I appreciate the concern, the sentiment but frankly it was negativity that I could have done without. Anyone who has followed my story, even just the Weigh-In Wednesdays will know that I have never had a huge loss week-on-week. I think there was one time right at the start when I lost 5 pound. That was when the changes kicked in with what I was and was not eating, and getting more exercise. Ever since then it was been on average around one or two pound per week. I wouldn't say that was unhealthy. I would say that is very good. I would go as far to say it is something for me to be proud of. I also think if there was any truth in what this minority said last night, it would have been pointed out to me long before now, on this blog and in person. I am open to criticism, advice, whatever, otherwise I wouldn't be doing this on such a public level. When you put yourself out there, there is always a chance The Fear is going to get you. Remember, if you're doing a similar thing to what I am, and you are concerned, go seek the advice of a professional medical person. I am not concerned about myself. Why? Simple, I confidently believe I look and feel better than I have in a long time. I know I'm heading in the right direction, and now I know I am Fearless.



3 comments:
No offense but I think you've put way too much thought into this! Speaking as one of the people who has apparently offended you so greatly, I wouldn't even say I was concerned when I made my original comment - I merely meant the photo you had posted happened to make you look particularly thin, and wondered idly how much more weight you were planning to lose. Not because I think you have an eating disorder (how ridiculous!) but out of simple curiosity. I think your assertion that anyone who did express genuine concern would be doing so out of - what, spite? - because they themselves are too lazy and unmotivated to lose weight is potentially quite offensive.
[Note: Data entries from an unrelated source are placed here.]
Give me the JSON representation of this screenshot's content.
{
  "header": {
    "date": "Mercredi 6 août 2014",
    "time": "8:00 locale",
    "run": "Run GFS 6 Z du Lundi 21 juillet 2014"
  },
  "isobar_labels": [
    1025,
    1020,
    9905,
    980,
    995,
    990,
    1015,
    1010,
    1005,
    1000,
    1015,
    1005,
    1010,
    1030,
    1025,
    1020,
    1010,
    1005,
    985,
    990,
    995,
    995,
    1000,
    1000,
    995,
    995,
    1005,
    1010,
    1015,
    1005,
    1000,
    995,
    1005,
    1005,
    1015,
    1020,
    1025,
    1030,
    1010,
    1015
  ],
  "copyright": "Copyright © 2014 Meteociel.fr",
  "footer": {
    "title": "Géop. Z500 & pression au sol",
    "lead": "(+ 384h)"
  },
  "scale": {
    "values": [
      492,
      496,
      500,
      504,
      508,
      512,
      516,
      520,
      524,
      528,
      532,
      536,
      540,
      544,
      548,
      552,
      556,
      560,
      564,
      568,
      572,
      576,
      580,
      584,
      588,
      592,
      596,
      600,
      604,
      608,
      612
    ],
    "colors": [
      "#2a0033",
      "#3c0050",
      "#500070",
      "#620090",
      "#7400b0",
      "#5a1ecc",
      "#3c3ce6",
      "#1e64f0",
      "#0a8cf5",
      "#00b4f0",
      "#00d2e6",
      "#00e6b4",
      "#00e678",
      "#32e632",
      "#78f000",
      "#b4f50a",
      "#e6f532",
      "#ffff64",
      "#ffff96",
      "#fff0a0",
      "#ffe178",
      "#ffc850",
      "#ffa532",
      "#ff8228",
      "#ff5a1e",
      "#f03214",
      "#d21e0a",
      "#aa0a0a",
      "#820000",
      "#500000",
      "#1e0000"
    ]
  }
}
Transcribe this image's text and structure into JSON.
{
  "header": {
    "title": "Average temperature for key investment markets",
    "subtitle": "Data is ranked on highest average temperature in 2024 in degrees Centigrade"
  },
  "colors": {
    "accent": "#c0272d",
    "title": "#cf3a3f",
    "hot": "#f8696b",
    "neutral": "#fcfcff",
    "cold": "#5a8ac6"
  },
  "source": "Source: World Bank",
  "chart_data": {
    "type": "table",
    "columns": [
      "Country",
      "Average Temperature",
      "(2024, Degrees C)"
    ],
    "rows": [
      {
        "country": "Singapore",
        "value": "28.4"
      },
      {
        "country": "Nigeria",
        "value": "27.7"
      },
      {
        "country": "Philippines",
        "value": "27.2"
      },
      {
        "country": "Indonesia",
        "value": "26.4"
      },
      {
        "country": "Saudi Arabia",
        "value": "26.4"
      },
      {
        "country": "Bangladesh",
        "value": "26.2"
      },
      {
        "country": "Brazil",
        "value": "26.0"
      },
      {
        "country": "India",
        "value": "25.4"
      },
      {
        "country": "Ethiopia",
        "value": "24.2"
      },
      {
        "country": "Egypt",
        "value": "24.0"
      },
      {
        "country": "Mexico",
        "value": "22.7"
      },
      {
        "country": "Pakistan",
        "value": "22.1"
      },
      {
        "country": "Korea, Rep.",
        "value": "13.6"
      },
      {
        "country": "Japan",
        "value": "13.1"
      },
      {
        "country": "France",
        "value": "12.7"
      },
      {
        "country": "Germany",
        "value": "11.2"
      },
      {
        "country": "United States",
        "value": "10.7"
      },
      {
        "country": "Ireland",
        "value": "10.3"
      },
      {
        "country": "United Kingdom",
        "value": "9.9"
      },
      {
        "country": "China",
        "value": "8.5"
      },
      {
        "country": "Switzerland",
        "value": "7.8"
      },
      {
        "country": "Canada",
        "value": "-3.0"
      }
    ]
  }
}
Sorry Jen, but not sure where I said I was offended. I think you'll find I actually made the point, more than once, that I believed these comments were coming from a good place... but then for you to say you weren't concerned when you made your original comment probably underlines my point about how it could have been handled better.
It is worth noting you were part of a small minority, so not all the comments in this blog are directed at you. As you know, we discussed this on my Facebook page.
Also, and most importantly, at no point did I say anyone with genuine concern would be expressing it because they have problems losing weight. I said some people who say "you're too thin" do it out of their own shortcomings. The important word there is "some". I never said all.
I just find it interesting that you focus on the negatives and take quite a defensive stance. And as pedantic as you want to get, yes you did say 'some', I can read, but you have to understand that people recognise themselves in this blog and will naturally wonder if you are including them in that group. I didn't see any comments on your post which, if I had received them myself, would have had any negatige connotations for me at all. I don't know, maybe it's just because I'm female and we are so inundated with constant chatter and opinion about our weight that we can desensitise ourselves and just treat it like casual small talk.